Anglican shift on confessions puts abuse victims’ interests first

AUSTRALIA
The Conversation

Renae Barker
Lecturer in Law at University of Western Australia

The Australian Anglican Church has put the interests of children and victims of crime ahead of tradition and doctrine. Priests who hear confessions about serious criminal offences, including child abuse, will no longer be required to keep the confession confidential.

At the tri-annual sitting of General Synod – the church’s “parliament” – Anglican Church leaders debated the church’s response to the Royal Commission into the Institutional Handling of Child Sexual Abuse. A particular thorny issue for the church is the confessional seal. Under church law, priests who heard private ritual confessions of sins were required to keep all confessions confidential, regardless of the nature of the confession.

The 1989 Canon Concerning Confession states:

If any person confess his or her secret and hidden sins to an ordained minister for the unburdening of conscience and to receive spiritual consolation and ease of mind, such minister shall not at any time reveal or make known any crime or offence or sin so confessed and committed to trust and secrecy by that person without the consent of that person.

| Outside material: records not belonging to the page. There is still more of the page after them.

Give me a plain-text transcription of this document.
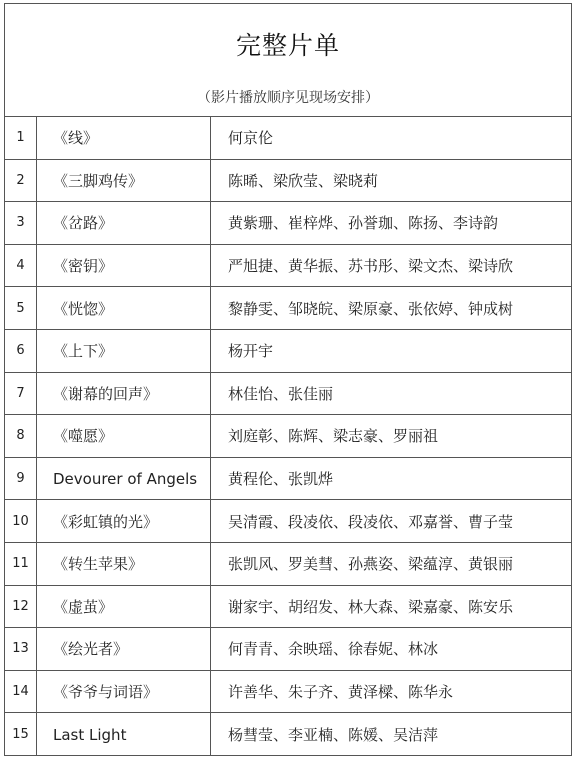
完整片单
（影片播放顺序见现场安排）
1	《线》	何京伦
2	《三脚鸡传》	陈晞、梁欣莹、梁晓莉
3	《岔路》	黄紫珊、崔梓烨、孙誉珈、陈扬、李诗韵
4	《密钥》	严旭捷、黄华振、苏书彤、梁文杰、梁诗欣
5	《恍惚》	黎静雯、邹晓皖、梁原豪、张依婷、钟成树
6	《上下》	杨开宇
7	《谢幕的回声》	林佳怡、张佳丽
8	《噬愿》	刘庭彰、陈辉、梁志豪、罗丽祖
9	Devourer of Angels	黄程伦、张凯烨
10	《彩虹镇的光》	吴清霞、段凌依、段凌依、邓嘉誉、曹子莹
11	《转生苹果》	张凯风、罗美彗、孙燕姿、梁蕴淳、黄银丽
12	《虚茧》	谢家宇、胡绍发、林大森、梁嘉豪、陈安乐
13	《绘光者》	何青青、余映瑶、徐春妮、林冰
14	《爷爷与词语》	许善华、朱子齐、黄泽樑、陈华永
15	Last Light	杨彗莹、李亚楠、陈媛、吴洁萍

Acting on abuse as a crime

The Anglican Church has revised its position. Priests will be permitted to break the seal of confession in some circumstances. The Canon Concerning Confessions 1989 (Amendment) Canon 2014 states that:

… where a person confesses that he or she has committed a serious offence an ordained minister is only obliged to keep confidential the serious offence so confessed where the ordained minister is reasonably satisfied that the person has reported the serious offence to the police.

The seal of confession will no longer apply to confessions of serious offences. This includes criminal offences involving child abuse, child exploitation material or crimes punishable by life imprisonment or imprisonment for five or more years.